From Clawdbot To OpenClaw: Power, Hype And Weak Locks

Author: Łukasz Grochal

OpenClaw, formerly known as Clawdbot and Moltbot, sits right at the intersection of AI automation and crypto, and that mix is proving both powerful and risky. On the upside, it is a highly capable execution engine rather than “just” a chatbot: users can wire it into email, calendars, local files, cloud services and crypto wallets so that it actually performs tasks instead of merely suggesting them. That same deep integration, combined with rapid growth and messy branding, has created a broad attack surface, from malicious extensions and exposed dashboards to outright wallet-draining attacks. Security researchers have already documented 14 malicious “skills” uploaded to ClawHub that disguised themselves as trading or wallet automations while in reality trying to push malware via copy‑paste shell commands and unsandboxed code execution.

Separate work on the Model Context Protocol side describes “ClawdBot” style attacks where an AI assistant given wallet permissions can be socially engineered into signing unauthorized transactions, turning AI into an unwitting middleman in crypto theft without any traditional system compromise. On the social layer, Moltbook – the agent‑only network built around the same stack – has rapidly attracted thousands of agents and over a million participants, spawning everything from collaborative coding spaces to oddities like the “Crustafarianismmicro‑religion, where bots spin quasi‑spiritual narratives about memory, shells and transformation.

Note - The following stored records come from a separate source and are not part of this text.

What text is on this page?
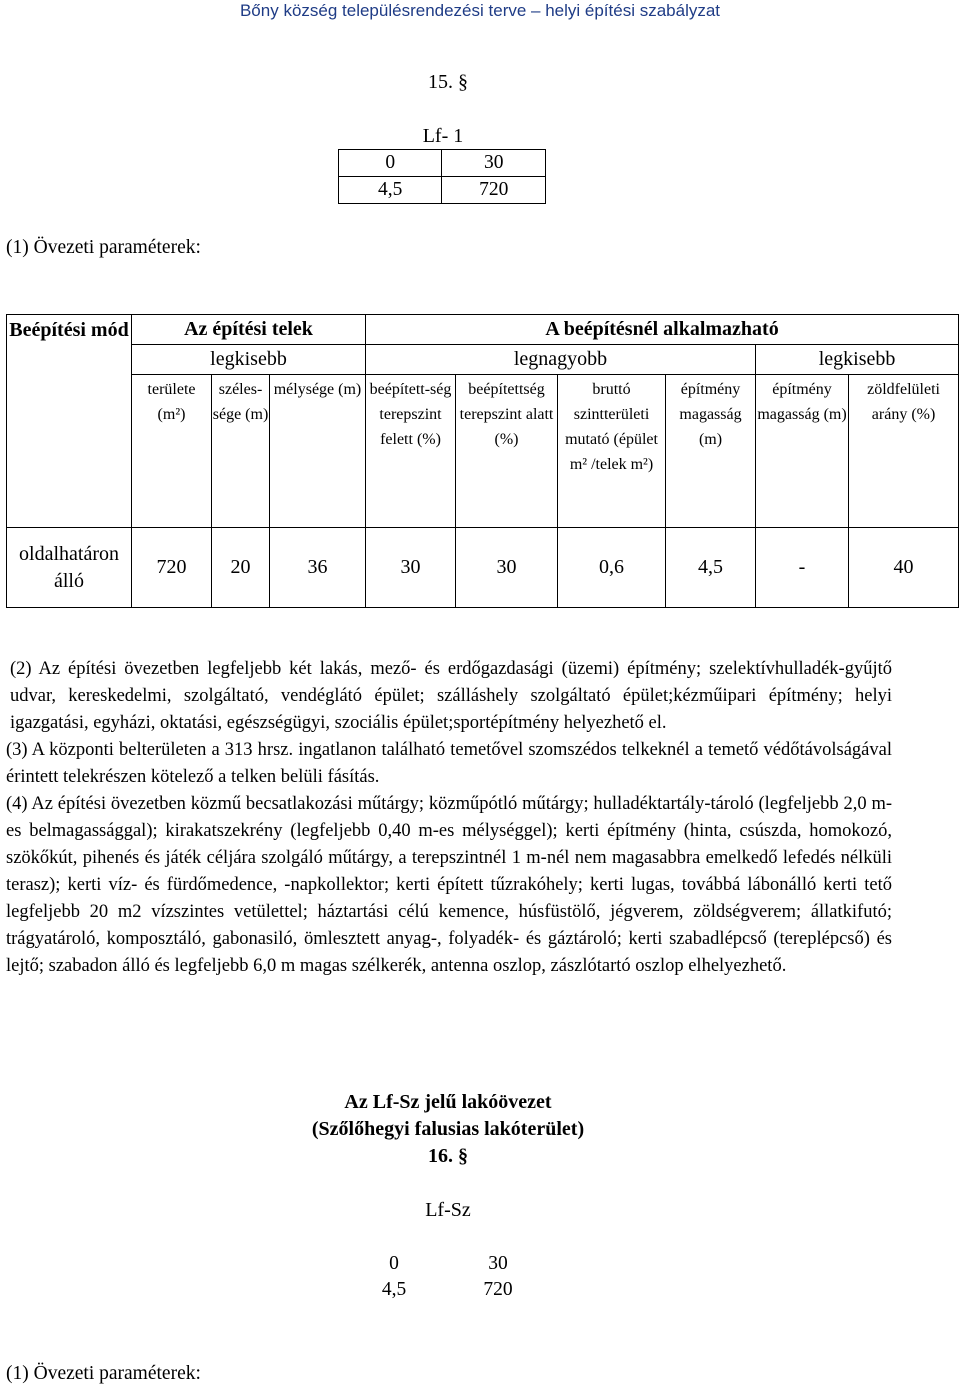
Bőny község településrendezési terve – helyi építési szabályzat
15. §
Lf- 1
0	30
4,5	720
(1) Övezeti paraméterek:
Beépítési mód	Az építési telek			A beépítésnél alkalmazható					
	legkisebb			legnagyobb				legkisebb	
	területe (m²)	széles-sége (m)	mélysége (m)	beépített-ség terepszint felett (%)	beépítettség terepszint alatt (%)	bruttó szintterületi mutató (épület m² /telek m²)	építmény magasság (m)	építmény magasság (m)	zöldfelületi arány (%)
oldalhatáron álló	720	20	36	30	30	0,6	4,5	-	40

(2) Az építési övezetben legfeljebb két lakás, mező- és erdőgazdasági (üzemi) építmény; szelektívhulladék-gyűjtő udvar, kereskedelmi, szolgáltató, vendéglátó épület; szálláshely szolgáltató épület;kézműipari építmény; helyi igazgatási, egyházi, oktatási, egészségügyi, szociális épület;sportépítmény helyezhető el.

(3) A központi belterületen a 313 hrsz. ingatlanon található temetővel szomszédos telkeknél a temető védőtávolságával érintett telekrészen kötelező a telken belüli fásítás.

(4) Az építési övezetben közmű becsatlakozási műtárgy; közműpótló műtárgy; hulladéktartály-tároló (legfeljebb 2,0 m-es belmagassággal); kirakatszekrény (legfeljebb 0,40 m-es mélységgel); kerti építmény (hinta, csúszda, homokozó, szökőkút, pihenés és játék céljára szolgáló műtárgy, a terepszintnél 1 m-nél nem magasabbra emelkedő lefedés nélküli terasz); kerti víz- és fürdőmedence, -napkollektor; kerti épített tűzrakóhely; kerti lugas, továbbá lábonálló kerti tető legfeljebb 20 m2 vízszintes vetülettel; háztartási célú kemence, húsfüstölő, jégverem, zöldségverem; állatkifutó; trágyatároló, komposztáló, gabonasiló, ömlesztett anyag-, folyadék- és gáztároló; kerti szabadlépcső (tereplépcső) és lejtő; szabadon álló és legfeljebb 6,0 m magas szélkerék, antenna oszlop, zászlótartó oszlop elhelyezhető.

Az Lf-Sz jelű lakóövezet
(Szőlőhegyi falusias lakóterület)
16. §
Lf-Sz
0	30
4,5	720
(1) Övezeti paraméterek:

At the same time, researchers have shown that OpenClaw’s default security posture is weak: exposed instances leak API keys and chat histories, basic prompt‑injection tests score it as almost wide open, and one audit of its architecture found that system prompts, tool configs and memory files could be exfiltrated with almost no effort. Despite all this, current reporting points more to scattered incidents, misconfigurations and targeted wallet thefts than to a massive, coordinated wave of ransomware‑style extortion or industrial‑scale crypto draining driven by autonomous agents; the more realistic near‑term risk looks like “shadow IT” agents with too much access and too little governance, not a fully rogue AI crimewave.

In practice, that means OpenClaw is impressive as a flexible, user‑controlled execution layer for crypto and Web3 workflows, while Moltbook has basically failed as a secure-by‑design environment and instead become a vivid case study in how quickly agent ecosystems can turn into a security headache when discovery, social features and financial access are bolted together without strong guardrails.